The MEASURE 1 and MEASURE 2 trials were randomized, placebo-controlled studies designed to demonstrate the efficacy of secukinumab in AS compared with placebo and to assess the drug’s safety, tolerability, and long-term effectiveness. The Assessment of Spondyloarthritis International Society (ASAS 20) criterion was the primary endpoint. The two studies enrolled a total of approximately 600 patients with AS.
Secukinumab is a fully human monoclonal antibody that selectively neutralizes the action of the inflammatory protein interleukin-17A, which is central to the development of psoriasis and other inflammatory arthritic diseases, including AS.
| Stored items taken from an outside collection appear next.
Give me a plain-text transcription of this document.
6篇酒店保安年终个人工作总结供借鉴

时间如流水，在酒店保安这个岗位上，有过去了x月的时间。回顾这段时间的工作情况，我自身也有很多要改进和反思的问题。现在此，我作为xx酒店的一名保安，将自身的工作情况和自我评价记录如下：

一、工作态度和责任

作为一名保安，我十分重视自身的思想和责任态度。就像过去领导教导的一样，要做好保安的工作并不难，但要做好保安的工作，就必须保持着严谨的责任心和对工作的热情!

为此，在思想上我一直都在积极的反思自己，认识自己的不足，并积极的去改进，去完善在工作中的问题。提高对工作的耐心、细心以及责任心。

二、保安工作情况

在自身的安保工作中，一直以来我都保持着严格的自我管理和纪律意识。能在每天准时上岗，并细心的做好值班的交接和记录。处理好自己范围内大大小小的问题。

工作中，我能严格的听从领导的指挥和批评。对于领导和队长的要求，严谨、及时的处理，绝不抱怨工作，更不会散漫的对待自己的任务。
AS is a common type of spondyloarthropathy (SpA), a family of long-term inflammatory diseases of the joints. Up to 70% of patients with severe AS can develop spinal fusion, which significantly reduces their mobility and quality of life. AS occurs in up to 1% of the general population and typically affects young men and women 25 years of age and older. Certain genetic factors increase a person’s risk of developing AS by more than 50%.
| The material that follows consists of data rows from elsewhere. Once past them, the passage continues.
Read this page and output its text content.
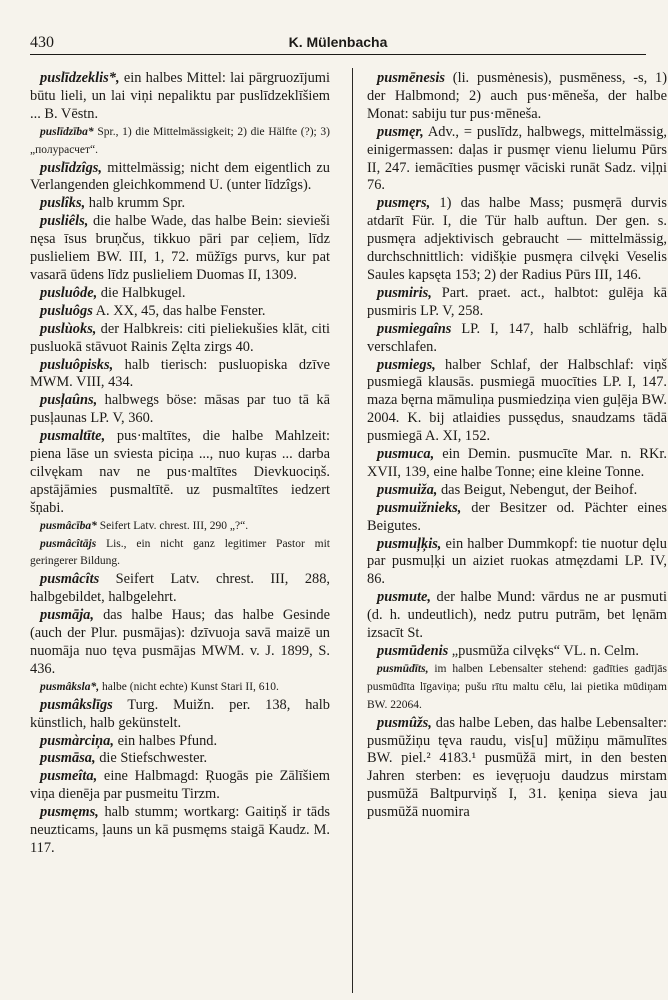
430	K. Mülenbacha

puslīdzeklis*, ein halbes Mittel: lai pārgruozījumi būtu lieli, un lai viņi nepaliktu par puslīdzeklīšiem ... B. Vēstn.

puslīdzība* Spr., 1) die Mittelmässigkeit; 2) die Hälfte (?); 3) „полурасчет“.

puslīdzîgs, mittelmässig; nicht dem eigentlich zu Verlangenden gleichkommend U. (unter līdzîgs).

puslîks, halb krumm Spr.

pusliêls, die halbe Wade, das halbe Bein: sievieši nęsa īsus bruņčus, tikkuo pāri par ceļiem, līdz puslieliem BW. III, 1, 72. mūžīgs purvs, kur pat vasarā ūdens līdz puslieliem Duomas II, 1309.

pusluôde, die Halbkugel.

pusluôgs A. XX, 45, das halbe Fenster.

puslùoks, der Halbkreis: citi pieliekušies klāt, citi pusluokā stāvuot Rainis Zęlta zirgs 40.

pusluôpisks, halb tierisch: pusluopiska dzīve MWM. VIII, 434.

pusļaûns, halbwegs böse: māsas par tuo tā kā pusļaunas LP. V, 360.

pusmaltīte, pus·maltītes, die halbe Mahlzeit: piena lāse un sviesta piciņa ..., nuo kuŗas ... darba cilvękam nav ne pus·maltītes Dievkuociņš. apstājāmies pusmaltītē. uz pusmaltītes iedzert šņabi.

pusmâcība* Seifert Latv. chrest. III, 290 „?“.

pusmâcîtājs Lis., ein nicht ganz legitimer Pastor mit geringerer Bildung.

pusmâcîts Seifert Latv. chrest. III, 288, halbgebildet, halbgelehrt.

pusmāja, das halbe Haus; das halbe Gesinde (auch der Plur. pusmājas): dzīvuoja savā maizē un nuomāja nuo tęva pusmājas MWM. v. J. 1899, S. 436.

pusmâksla*, halbe (nicht echte) Kunst Stari II, 610.

pusmâkslīgs Turg. Muižn. per. 138, halb künstlich, halb gekünstelt.

pusmàrciņa, ein halbes Pfund.

pusmāsa, die Stiefschwester.

pusmeîta, eine Halbmagd: Ŗuogās pie Zālīšiem viņa dienēja par pusmeitu Tirzm.

pusmęms, halb stumm; wortkarg: Gaitiņš ir tāds neuzticams, ļauns un kā pusmęms staigā Kaudz. M. 117.

pusmēnesis (li. pusmėnesis), pusmēness, -s, 1) der Halbmond; 2) auch pus·mēneša, der halbe Monat: sabiju tur pus·mēneša.

pusmęr, Adv., = puslīdz, halbwegs, mittelmässig, einigermassen: daļas ir pusmęr vienu lielumu Pūrs II, 247. iemācīties pusmęr vāciski runāt Sadz. viļņi 76.

pusmęrs, 1) das halbe Mass; pusmęrā durvis atdarīt Für. I, die Tür halb auftun. Der gen. s. pusmęra adjektivisch gebraucht — mittelmässig, durchschnittlich: vidišķie pusmęra cilvęki Veselis Saules kapsęta 153; 2) der Radius Pūrs III, 146.

pusmiris, Part. praet. act., halbtot: gulēja kā pusmiris LP. V, 258.

pusmiegaîns LP. I, 147, halb schläfrig, halb verschlafen.

pusmiegs, halber Schlaf, der Halbschlaf: viņš pusmiegā klausās. pusmiegā muocīties LP. I, 147. maza bęrna māmuliņa pusmiedziņa vien guļēja BW. 2004. K. bij atlaidies pussędus, snaudzams tādā pusmiegā A. XI, 152.

pusmuca, ein Demin. pusmucīte Mar. n. RKr. XVII, 139, eine halbe Tonne; eine kleine Tonne.

pusmuiža, das Beigut, Nebengut, der Beihof.

pusmuižnieks, der Besitzer od. Pächter eines Beigutes.

pusmuļķis, ein halber Dummkopf: tie nuotur dęlu par pusmuļķi un aiziet ruokas atmęzdami LP. IV, 86.

pusmute, der halbe Mund: vārdus ne ar pusmuti (d. h. undeutlich), nedz putru putrām, bet lęnām izsacīt St.

pusmūdenis „pusmūža cilvęks“ VL. n. Celm.

pusmūdīts, im halben Lebensalter stehend: gadīties gadījās pusmūdīta līgaviņa; pušu rītu maltu cēlu, lai pietika mūdiņam BW. 22064.

pusmûžs, das halbe Leben, das halbe Lebensalter: pusmūžiņu tęva raudu, vis[u] mūžiņu māmulītes BW. piel.² 4183.¹ pusmūžā mirt, in den besten Jahren sterben: es ievęŗuoju daudzus mirstam pusmūžā Baltpurviņš I, 31. ķeniņa sieva jau pusmūžā nuomira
People with AS have few therapeutic options. In cases of a lack of response to nonsteroidal anti-inflammatory drugs (NSAIDs), anti-tumor necrosis factor (anti-TNF) agents are the only currently available biologic treatment alternative, but they are not effective for all patients, representing a substantial unmet need.
In addition to AS, secukinumab is in clinical trials for the treatment of psoriatic arthritis (PsA) and rheumatoid arthritis. Global regulatory applications for secukinumab in AS and PsA are planned for 2015.